Por ello, todos llevaban máscaras puestas, como lo aconsejaban viejas y arraigadas selváticas costumbres.
Naturalmente, el espíritu festivo dio lugar, prontamente, a la gran preocupación por la salud de la comarca y una sombra de preocupación los cubrió, cobijándolos, como una manta pesada, incómoda y picosa.
El Perezoso fue el primero en sacarse la máscara y opinar con absoluta y directa sinceridad:
“Me voy a quedar en casita, cumpliendo la cuarentena porque soy el más responsable de todos.
Me quedaré a dormir tranquilo hasta tarde, a seguir, con gran preocupación las noticias y cocinar unas ricas tortas fritas para minimizar la angustia de tamaño predicamento.
Miren si, por tras de asistir al Descampado de Enseñanza y Formación, termino enfermándome o peor aún, imagínense si llegara a contagiar a alguien más”

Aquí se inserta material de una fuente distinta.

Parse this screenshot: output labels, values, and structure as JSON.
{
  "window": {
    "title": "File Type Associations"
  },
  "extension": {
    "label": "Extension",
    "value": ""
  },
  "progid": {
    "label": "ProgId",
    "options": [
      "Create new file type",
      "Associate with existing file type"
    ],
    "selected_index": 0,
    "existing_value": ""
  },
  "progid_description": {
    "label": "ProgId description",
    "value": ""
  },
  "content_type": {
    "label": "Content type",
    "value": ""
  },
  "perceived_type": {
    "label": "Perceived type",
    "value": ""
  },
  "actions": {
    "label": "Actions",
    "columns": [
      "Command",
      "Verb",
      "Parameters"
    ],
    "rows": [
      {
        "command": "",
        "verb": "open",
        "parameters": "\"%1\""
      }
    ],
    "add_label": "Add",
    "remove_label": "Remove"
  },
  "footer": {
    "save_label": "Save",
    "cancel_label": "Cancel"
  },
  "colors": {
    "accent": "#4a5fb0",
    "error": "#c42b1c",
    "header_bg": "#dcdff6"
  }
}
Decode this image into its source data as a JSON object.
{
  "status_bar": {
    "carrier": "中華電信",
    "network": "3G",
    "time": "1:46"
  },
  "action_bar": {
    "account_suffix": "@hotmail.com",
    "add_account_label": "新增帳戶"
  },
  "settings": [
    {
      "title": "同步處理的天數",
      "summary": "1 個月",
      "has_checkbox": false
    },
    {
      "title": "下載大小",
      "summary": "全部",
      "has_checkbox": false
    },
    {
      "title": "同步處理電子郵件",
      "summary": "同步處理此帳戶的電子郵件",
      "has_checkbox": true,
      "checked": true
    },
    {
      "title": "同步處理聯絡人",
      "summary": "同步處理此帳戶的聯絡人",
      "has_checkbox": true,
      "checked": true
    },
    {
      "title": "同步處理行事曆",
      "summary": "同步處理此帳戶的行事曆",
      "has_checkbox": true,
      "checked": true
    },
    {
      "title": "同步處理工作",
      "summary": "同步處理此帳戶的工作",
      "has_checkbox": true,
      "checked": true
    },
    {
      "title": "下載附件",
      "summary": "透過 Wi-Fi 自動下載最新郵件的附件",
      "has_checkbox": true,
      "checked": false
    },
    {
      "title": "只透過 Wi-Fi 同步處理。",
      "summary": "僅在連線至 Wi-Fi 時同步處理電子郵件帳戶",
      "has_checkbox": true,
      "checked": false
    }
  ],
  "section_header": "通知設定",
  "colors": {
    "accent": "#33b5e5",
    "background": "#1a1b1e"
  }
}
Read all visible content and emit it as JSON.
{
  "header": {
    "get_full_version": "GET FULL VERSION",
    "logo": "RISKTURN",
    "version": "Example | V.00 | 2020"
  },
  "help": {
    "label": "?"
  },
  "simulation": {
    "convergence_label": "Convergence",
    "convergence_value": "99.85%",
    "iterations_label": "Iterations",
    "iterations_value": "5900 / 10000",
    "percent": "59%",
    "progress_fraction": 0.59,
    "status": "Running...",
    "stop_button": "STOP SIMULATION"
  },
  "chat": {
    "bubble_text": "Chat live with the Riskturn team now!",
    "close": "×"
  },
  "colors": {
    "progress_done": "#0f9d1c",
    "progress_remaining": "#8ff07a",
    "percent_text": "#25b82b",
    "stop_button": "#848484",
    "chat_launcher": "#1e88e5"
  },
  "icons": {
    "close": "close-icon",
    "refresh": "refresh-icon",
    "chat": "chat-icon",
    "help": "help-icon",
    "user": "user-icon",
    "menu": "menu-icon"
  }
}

exclamó persignándose con grandes aspavientos. Y partió raudamente a su cómoda cueva donde, previsor como pocos, había acaparado gran cantidad de víveres y encero que no podría gastar en siete vidas de perezosos
Le siguió el astuto Zorro, siempre atento a las oportunidades, quien se quejó amargamente mientras plegaba su máscara muy prolijamente:
«Es una pena que no podamos ir a trabajar, ¡con las ganas (incomprobables) que tengo! Y todo por estas autoridades que no hacen nada bien, excepto impedir que los laboriosos como uno aporten su granito de arena para que este país progrese…
¡Por eso estamos como estamos!” concluyó y se dispuso a acatar las ordenanzas que lo obligaban a permanecer improductivo “contra su voluntad”
repitió varias veces mientras tuvo público delante. Se alejó, riéndose para sus adentros, degustando por adelantado, las largas tardes bucólicas que se avecinaban haciendo, sin cargo de conciencia, lo que más sabía y mejor hacía: nada de nada.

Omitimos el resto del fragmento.